Coach George Rosales, in his second season at the helm, and his assistants promised members of the defensive unit a dinner if they held an opponent scoreless this year.

Presto!

The payoff came the following Friday night at a Ventura barbecue restaurant owned by former Pirate defensive end Charles (Buster) Davis.

When Davis heard why the players were there, he offered to give the entire team a free dinner after every victory.

Maybe those guys would eat him right out of a business, but Davis said he didn't care. He thought they could use a square meal.

Guess what? The Pirates won again--twice.

But hold the steak sauce. Put those rolls back. The gesture by Davis, although noble, won't fly. There are flags all over the field.

It seems that the California Community College Commission on Athletics, the governing body of junior college sports in the state, has rules about that sort of thing.

The rule is explained in the CCC's State Athletic Code under "Section 7.03, Subsidizing."

In essence, Subsection 7.031 states that subsidizing athletes is "strictly forbidden." Subsection 7.032 further mentions that "the giving of special privileges to athletes, such as free or reduced rate housing, free or reduced rate meals, or any financial assistance in the form of loans or grants . . . when it is not the policy of the college to give such services to every student in the college is classed as illegal subsidizing and is strictly forbidden."
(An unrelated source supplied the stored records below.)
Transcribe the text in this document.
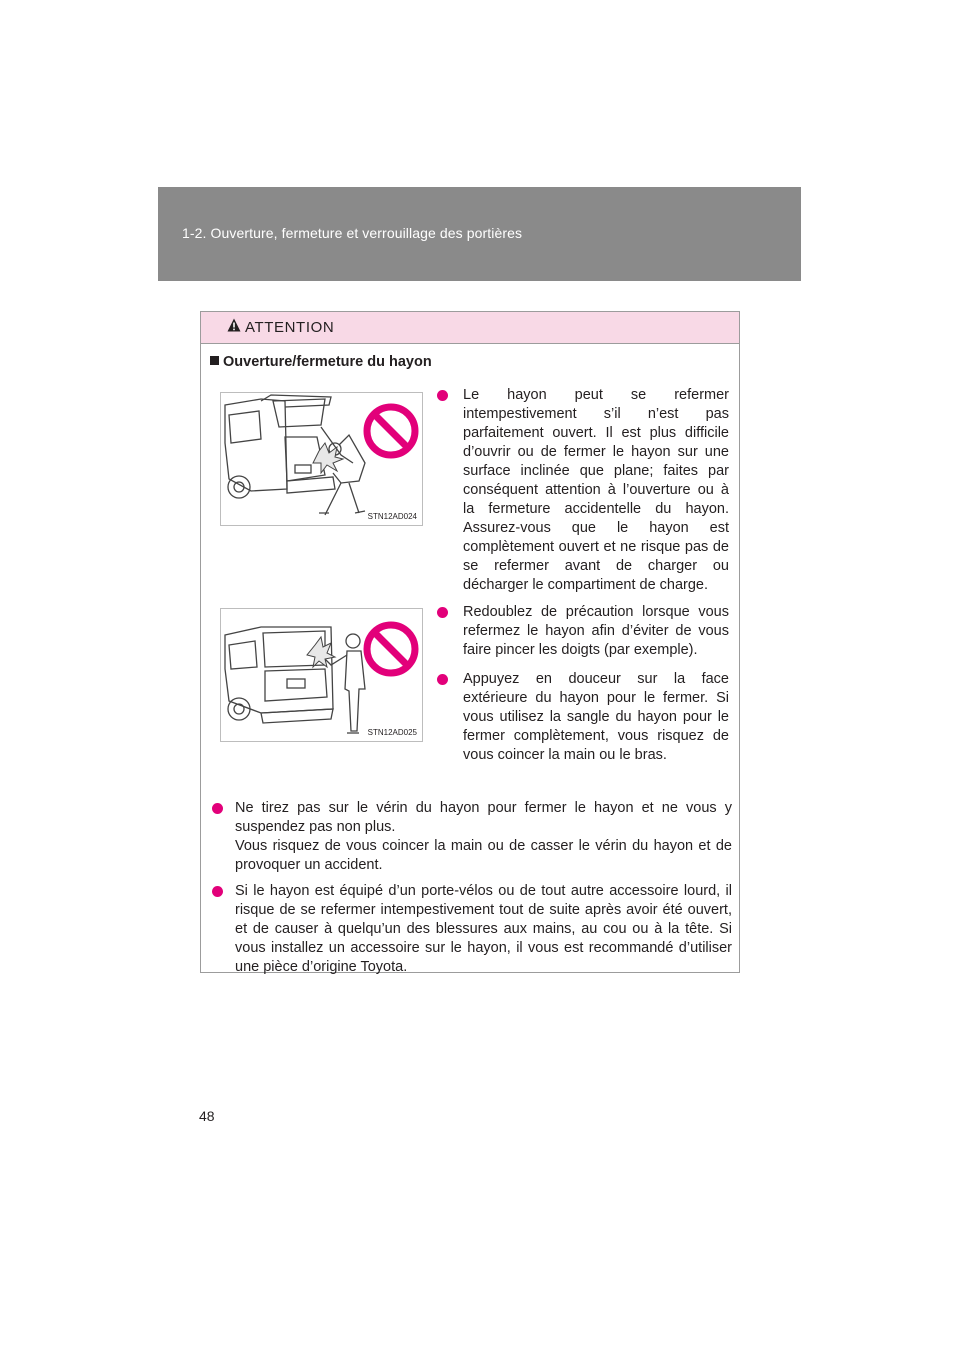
1-2. Ouverture, fermeture et verrouillage des portières
ATTENTION
Ouverture/fermeture du hayon
STN12AD024
STN12AD025

Le hayon peut se refermer intempestivement s’il n’est pas parfaitement ouvert. Il est plus difficile d’ouvrir ou de fermer le hayon sur une surface inclinée que plane; faites par conséquent attention à l’ouverture ou à la fermeture accidentelle du hayon. Assurez-vous que le hayon est complètement ouvert et ne risque pas de se refermer avant de charger ou décharger le compartiment de charge.

Redoublez de précaution lorsque vous refermez le hayon afin d’éviter de vous faire pincer les doigts (par exemple).

Appuyez en douceur sur la face extérieure du hayon pour le fermer. Si vous utilisez la sangle du hayon pour le fermer complètement, vous risquez de vous coincer la main ou le bras.

Ne tirez pas sur le vérin du hayon pour fermer le hayon et ne vous y suspendez pas non plus.
Vous risquez de vous coincer la main ou de casser le vérin du hayon et de provoquer un accident.
Si le hayon est équipé d’un porte-vélos ou de tout autre accessoire lourd, il risque de se refermer intempestivement tout de suite après avoir été ouvert, et de causer à quelqu’un des blessures aux mains, au cou ou à la tête. Si vous installez un accessoire sur le hayon, il vous est recommandé d’utiliser une pièce d’origine Toyota.
48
It is a well-meaning rule. Its purpose is to keep coaches in line, to eliminate potential inequities between students and to prevent schools from favoring certain groups based on their presumed importance.

Also, at four-year colleges under NCAA scrutiny, the anti-subsidizing rules are meant to stop alumni and other outside sources with fat wallets from showering recruits with gifts and cash to play at their schools.

Few junior college athletic programs have such sugar daddies. In California, at least, two-year schools walk a financial tightrope.

Nevertheless, those are the guidelines.

The Pirates, however, won't be penalized. Walter Rilliet, the state's commissioner of athletics, said the apparent infraction did not call for more than a warning.

"I would look at it at this point as a good-faith thing," Rilliet said. "But if it gets to be a long-term thing, our rules would have to apply."

Fair enough. But the rule seems silly in this instance.

For starters, the college had nothing to do with the free meals. The idea came from Davis, who simply got caught in the excitement of the season and wanted to show his support. As a former player, he knows that incentives motivate athletes.

And what if the free meals were going to other groups on campus? Would the film department at a school be forced to forfeit a dinner party in their honor offered by, say, Steven Spielberg to celebrate an award-winning documentary?

What if Wolfgang Puck wanted to treat the home economics folks to free pastries and cappuccino to acknowledge their interest in cooking?

Nothing would likely happen because those entities are not under the microscopic eye of an athletic association.

But the Ventura football team and other junior college athletic programs have to watch their steps.

And Rosales says he will make sure there are no more potential land mines in his path: no more free meals.

"Those are the rules and my job is to make sure we follow them," Rosales said.